Studio Flexibility at WHYY in Philly
The new studio at a public broadcaster's media commons reflects the perfect marriage of AV and building infrastructure.
FINE-TUNING THE AUDIO
The studio at WHYY's Dorrance H. Hamilton Public Media Commons has its own dedicated control room with a Broadcast Pix Slate 1000 production system. Feeds from the studio go from here to WHYY's operations center.
Even though there are four presets, WHYY's technical staff can fine-tune the systems as they see fit. "Because of the way we designed the audio matrix and routing system, if we needed to get some speech reinforcement into the front speakers in the wall, we could," Coluzzi says. "And if we needed to get some program audio, like from a computer or a DVD, into the speakers up in the grid, we could."
In fact, the 12 speech reinforcement speakers firing down from the ceiling grid are programmed as 12 zones, which gives operators tremendous flexibility. For example, if WHYY hosts a panel discussion at the front of the room, and if the speakers in the front zones start to feed into the presenters' mics, operators can turn off the first row of speakers. Alternately, WHYY may want to rotate the studio's seating 90 degrees to face a presenter standing beneath a pair of hanging NEC displays. If the presenter wanted to show a video, the program audio–which, under normal circumstances, would come out of the speakers in the front wall–can be rerouted to the speakers over the audience's heads.
AN ALL-DIGITAL INFRASTRUCTURE
As the heart of the Public Media Commons, the studio is linked bidirectionally through a dedicated control room to the rest of the facility, including two community classrooms and a conference room. The classrooms function as an extension of the studio: Students can engage in events taking place in the studio or make presentations to studio guests.
The studio is also connected to WHYY's technical operations center, from which broadcasts that originate in the studio can be uploaded to satellites, or presentations can be fed into WHYY's existing videoconferencing codecs for sharing over long distances. The Public Media Commons is based on an all-digital HD-SDI infrastructure, which allows compatibility with fixed and broadcast cameras, displays, and other technologies throughout the studio, control room, and the rest of WHYY. "It was critical that this room be compatible with the rest of WHYY's technology," says Kevin Opeth, project design engineer for RJC Designs.
Inside the studio, there are tie lines (HD-SDI, communications, fiber, Cat-6, and specialized camera/intercom feeds) on all four walls both for local control room connections and connectivity to the operations center. Microphone connectivity and line-level feeds are sent from the studio to the control room, where they are split to a SoundCraft mixer and then sent via CobraNet to the operations center.
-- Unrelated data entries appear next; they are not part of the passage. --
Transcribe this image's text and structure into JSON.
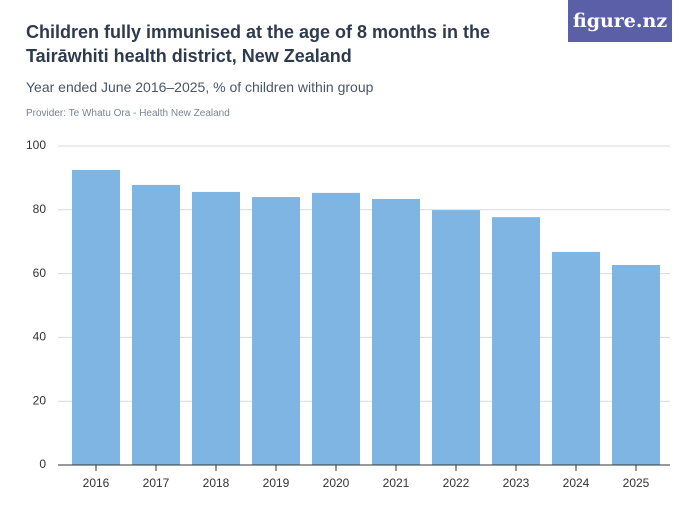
{
  "brand": "figure.nz",
  "chart_data": {
    "type": "bar",
    "title": "Children fully immunised at the age of 8 months in the Tairāwhiti health district, New Zealand",
    "subtitle": "Year ended June 2016–2025, % of children within group",
    "source": "Provider: Te Whatu Ora - Health New Zealand",
    "categories": [
      "2016",
      "2017",
      "2018",
      "2019",
      "2020",
      "2021",
      "2022",
      "2023",
      "2024",
      "2025"
    ],
    "values": [
      92.5,
      87.8,
      85.6,
      84.0,
      85.3,
      83.4,
      79.9,
      77.7,
      66.8,
      62.7
    ],
    "color": "#7eb5e3",
    "ylim": [
      0,
      100
    ],
    "yticks": [
      0,
      20,
      40,
      60,
      80,
      100
    ],
    "grid": true
  }
}
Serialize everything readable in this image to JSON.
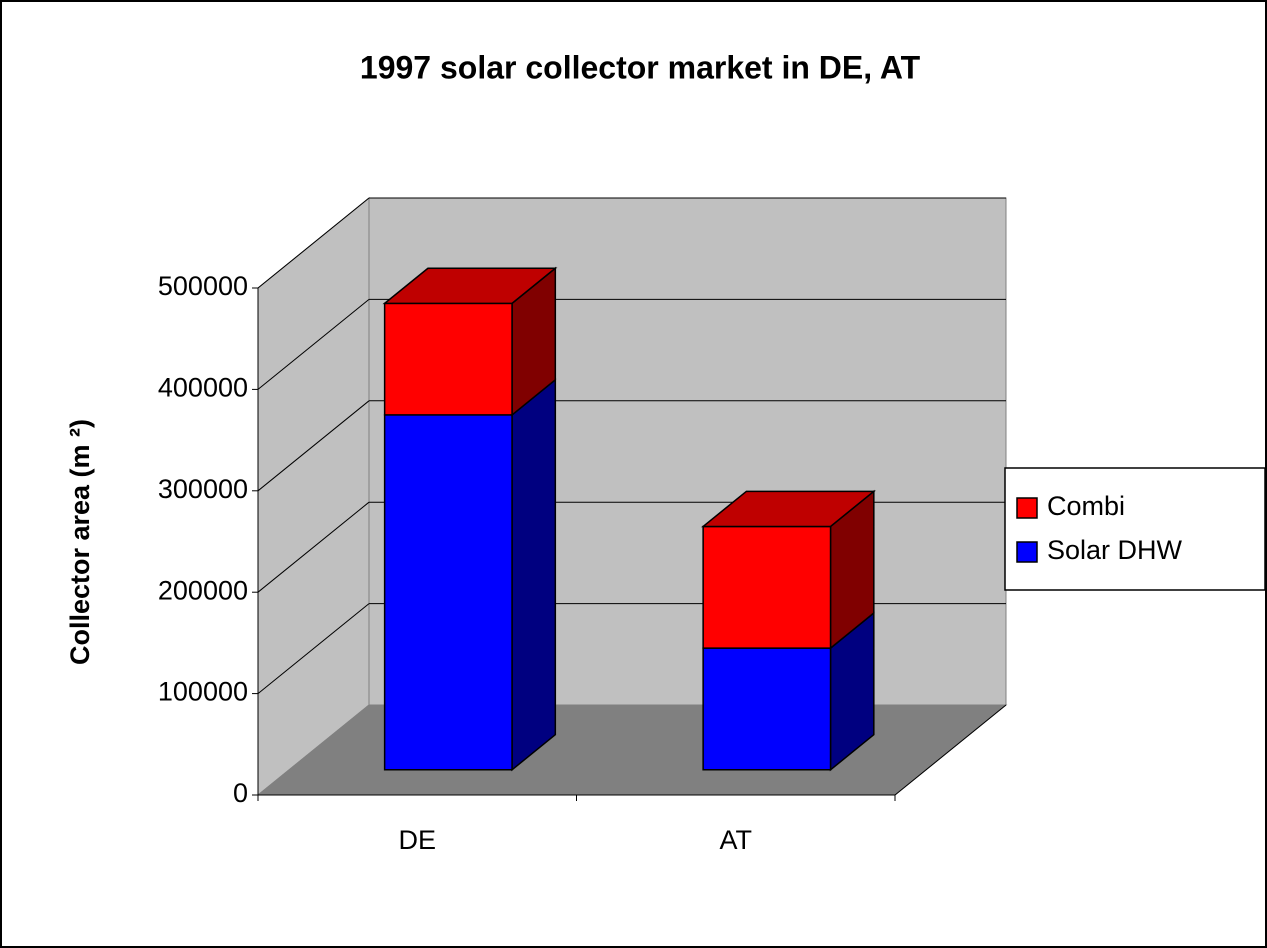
{
  "chart_data": {
    "type": "bar3d_stacked",
    "title": "1997 solar collector market in DE, AT",
    "y_label": "Collector area (m ²)",
    "categories": [
      "DE",
      "AT"
    ],
    "series": [
      {
        "name": "Solar DHW",
        "color": "#0000ff",
        "values": [
          350000,
          120000
        ]
      },
      {
        "name": "Combi",
        "color": "#ff0000",
        "values": [
          110000,
          120000
        ]
      }
    ],
    "ylim": [
      0,
      500000
    ],
    "yticks": [
      0,
      100000,
      200000,
      300000,
      400000,
      500000
    ],
    "grid": true,
    "legend": "right"
  }
}
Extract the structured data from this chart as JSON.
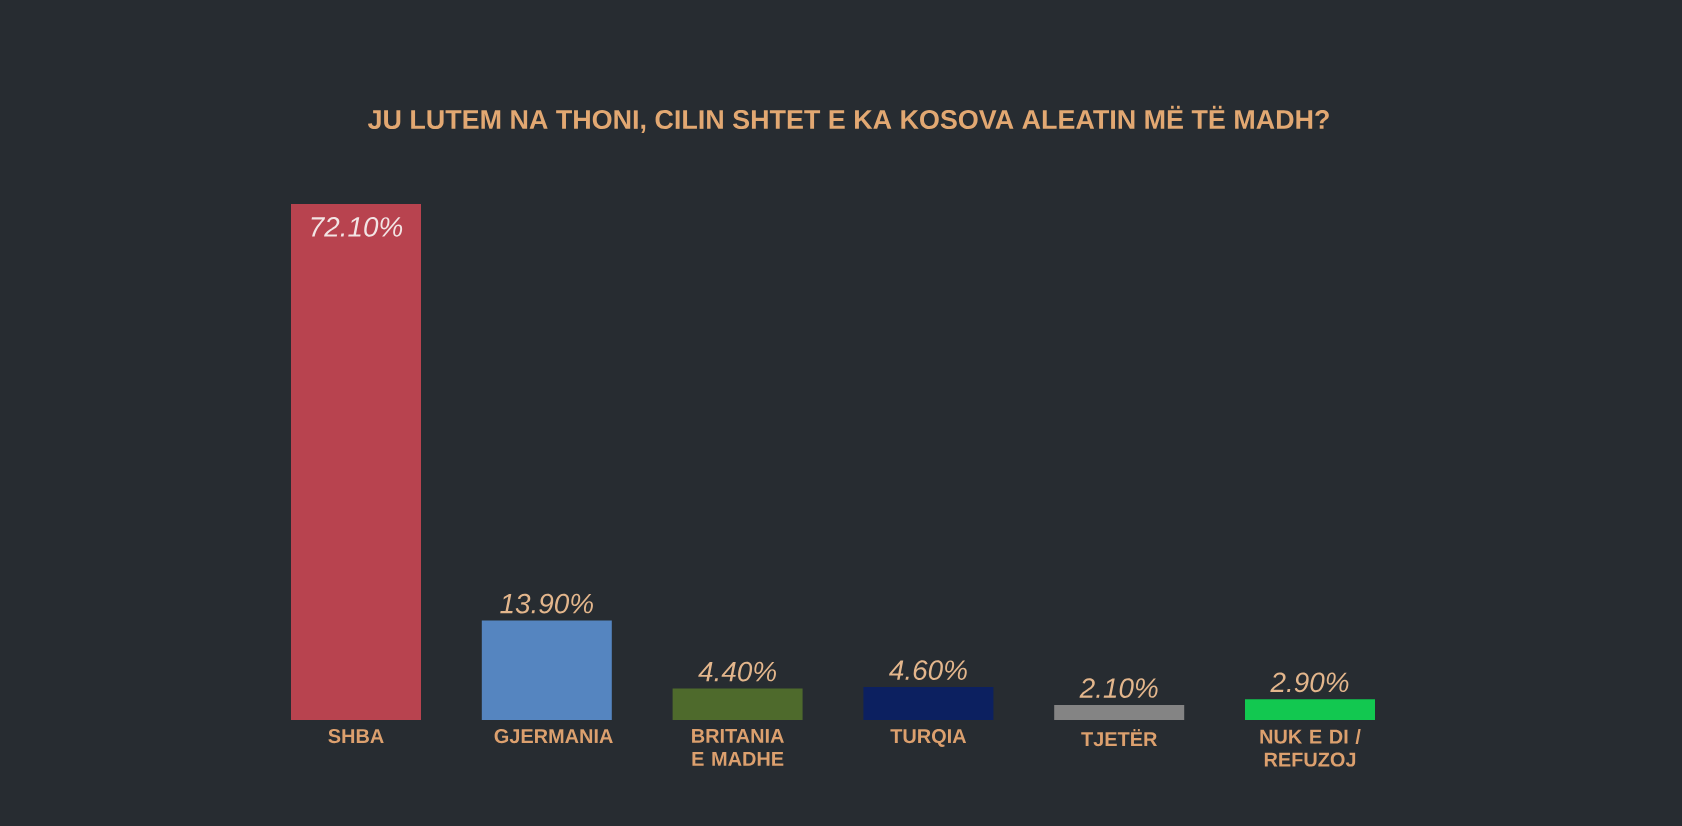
{
  "chart_data": {
    "type": "bar",
    "title": "JU LUTEM NA THONI, CILIN SHTET E KA KOSOVA ALEATIN MË TË MADH?",
    "categories": [
      "SHBA",
      "GJERMANIA",
      "BRITANIA E MADHE",
      "TURQIA",
      "TJETËR",
      "NUK E DI / REFUZOJ"
    ],
    "values": [
      72.1,
      13.9,
      4.4,
      4.6,
      2.1,
      2.9
    ],
    "colors": [
      "#b8434f",
      "#5585c0",
      "#4e6a2c",
      "#0c2060",
      "#848484",
      "#12c850"
    ],
    "value_labels": [
      "72.10%",
      "13.90%",
      "4.40%",
      "4.60%",
      "2.10%",
      "2.90%"
    ]
  }
}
While the Public Media Commons is all-digital, it wasn't always going to be that way. In the classrooms, for example, the original design called for a smattering of analog connections. But even those connections were soon replaced by DVI and HDMI, creating end-to-end digital distribution systems.
"Keeping up with the digital evolution during the design process was a challenge. Format and device compatibility, HDCP issues, EDID, cable distances, digital equalization, etc., were all issues that needed concentrated technical and expert attention," Opeth says. "There is no gray area in the digital domain."